Hello Jean-Marc,
I ran into a similar situation and I was using Hannibal to check the
regions status. My set up is hbase 0.94.8 and a three Region Servers
cluster. The table is pre-splitted to three regions (Which matches the
number of RS) My row key looks like this,
<bucket number><reversed timestamp><random number>
The "bucket number" is the number of regions. After the the table is
created, it looks like this,
RS start key end key
0 001
1 001 002
2 002
After many region splits, I checked the regions status which is sorted by
host, I could see from the graph that in each host, there is one single
region that "stick out" i.e. has the biggest size. It is interesting to
find out the start keys and end keys for these three regions are
start key end key
000
001 001<the rest of the row key>
002 002<the rest of the row key>
I am interested to find out why and how that happens. May be my row key
does not make the writes evenly distributed as I thought it would?

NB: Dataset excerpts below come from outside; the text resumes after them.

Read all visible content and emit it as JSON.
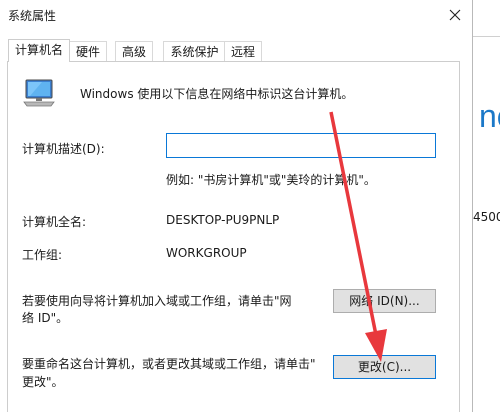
{
  "window": {
    "title": "系统属性",
    "close_icon": "close-icon"
  },
  "tabs": [
    {
      "label": "计算机名",
      "active": true
    },
    {
      "label": "硬件",
      "active": false
    },
    {
      "label": "高级",
      "active": false
    },
    {
      "label": "系统保护",
      "active": false
    },
    {
      "label": "远程",
      "active": false
    }
  ],
  "panel": {
    "info_text": "Windows 使用以下信息在网络中标识这台计算机。",
    "description_label": "计算机描述(D):",
    "description_value": "",
    "example_text": "例如: \"书房计算机\"或\"美玲的计算机\"。",
    "fullname_label": "计算机全名:",
    "fullname_value": "DESKTOP-PU9PNLP",
    "workgroup_label": "工作组:",
    "workgroup_value": "WORKGROUP",
    "network_text_line1": "若要使用向导将计算机加入域或工作组，请单击\"网",
    "network_text_line2": "络 ID\"。",
    "network_button": "网络 ID(N)...",
    "rename_text_line1": "要重命名这台计算机，或者更改其域或工作组，请单击\"",
    "rename_text_line2": "更改\"。",
    "change_button": "更改(C)..."
  },
  "background": {
    "right_text": "nc",
    "right_number": "4500"
  },
  "colors": {
    "accent": "#0a78d7",
    "annotation_arrow": "#e8383d"
  }
}
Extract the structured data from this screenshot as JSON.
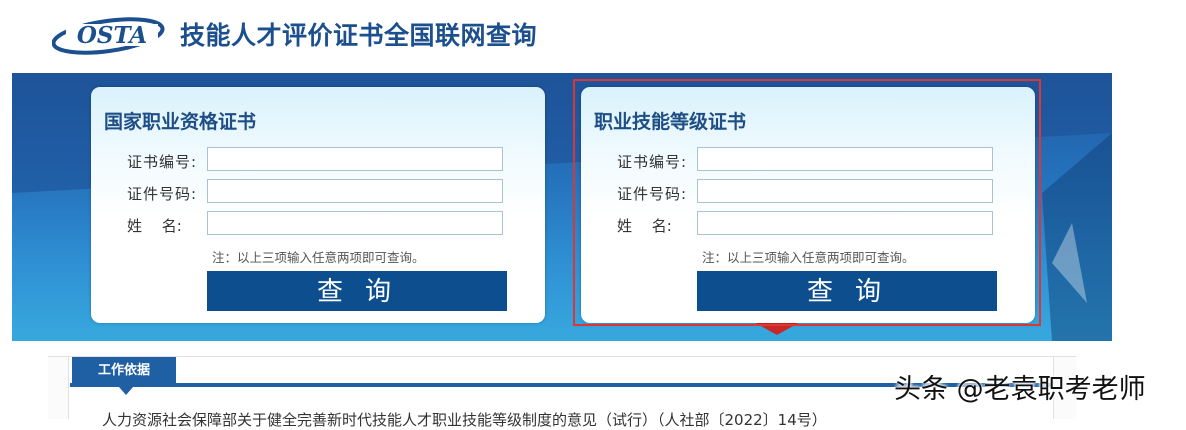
{
  "header": {
    "logo_text": "OSTA",
    "title": "技能人才评价证书全国联网查询"
  },
  "forms": {
    "national": {
      "title": "国家职业资格证书",
      "cert_no_label": "证书编号:",
      "id_no_label": "证件号码:",
      "name_label": "姓　 名:",
      "cert_no_value": "",
      "id_no_value": "",
      "name_value": "",
      "note": "注：以上三项输入任意两项即可查询。",
      "button_label": "查询"
    },
    "skill": {
      "title": "职业技能等级证书",
      "cert_no_label": "证书编号:",
      "id_no_label": "证件号码:",
      "name_label": "姓　 名:",
      "cert_no_value": "",
      "id_no_value": "",
      "name_value": "",
      "note": "注：以上三项输入任意两项即可查询。",
      "button_label": "查询"
    }
  },
  "lower": {
    "tab_label": "工作依据",
    "doc_text": "人力资源社会保障部关于健全完善新时代技能人才职业技能等级制度的意见（试行）（人社部〔2022〕14号）"
  },
  "watermark": "头条 @老袁职考老师",
  "colors": {
    "brand_blue": "#1c4f8e",
    "button_blue": "#0d4f8e",
    "highlight_red": "#e03535"
  }
}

Also can I specified the start key and the end key when I pre-split the
table? I am not aware there is such a way.
Thanks,
Kim
On Wed, Dec 18, 2013 at 6:15 PM, Jean-Marc Spaggiari <
[email protected]> wrote:
> Hi Kim,
>
> The regions on the graph are order by size.
>
> When you split a region, let's say from 10gb to 2 x 5gb, doesn't mean the
> next writes are going to be balanced between the 2 regions. so at some
> point, one should reach again 10gb, and the other one maybe still onlye
> 9gb. So you will have this time 9gb, 5gb, 5gb.
>
> And so on.
>
> Also, based on the size of the rows, the blocks, etc., HBase might not be
> able to split right in the middle of the region. So maybe you will get 6gb
> and 4gb instead of 5 and 5.
>
> Now, add some deletes, some compactions, some manual splits, and you will
> end with a scenario like the one you sent.
>
> hth.
>
> JM
>
>
> 2013/12/18 Kim Chew <[email protected]>
>
> > Sorry if it may sounds like an open-end question, but I am wondering why
> > this scenario happened after many region-splits,
> >
> > https://github.com/sentric/hannibal/wiki/Usage#wiki-region_splits
> >
> > It seems to me that the writes are concentrated to the first two
> > bars(Regions) after the splits.
> >
> > Thanks.
> >
> > Kim
> >
>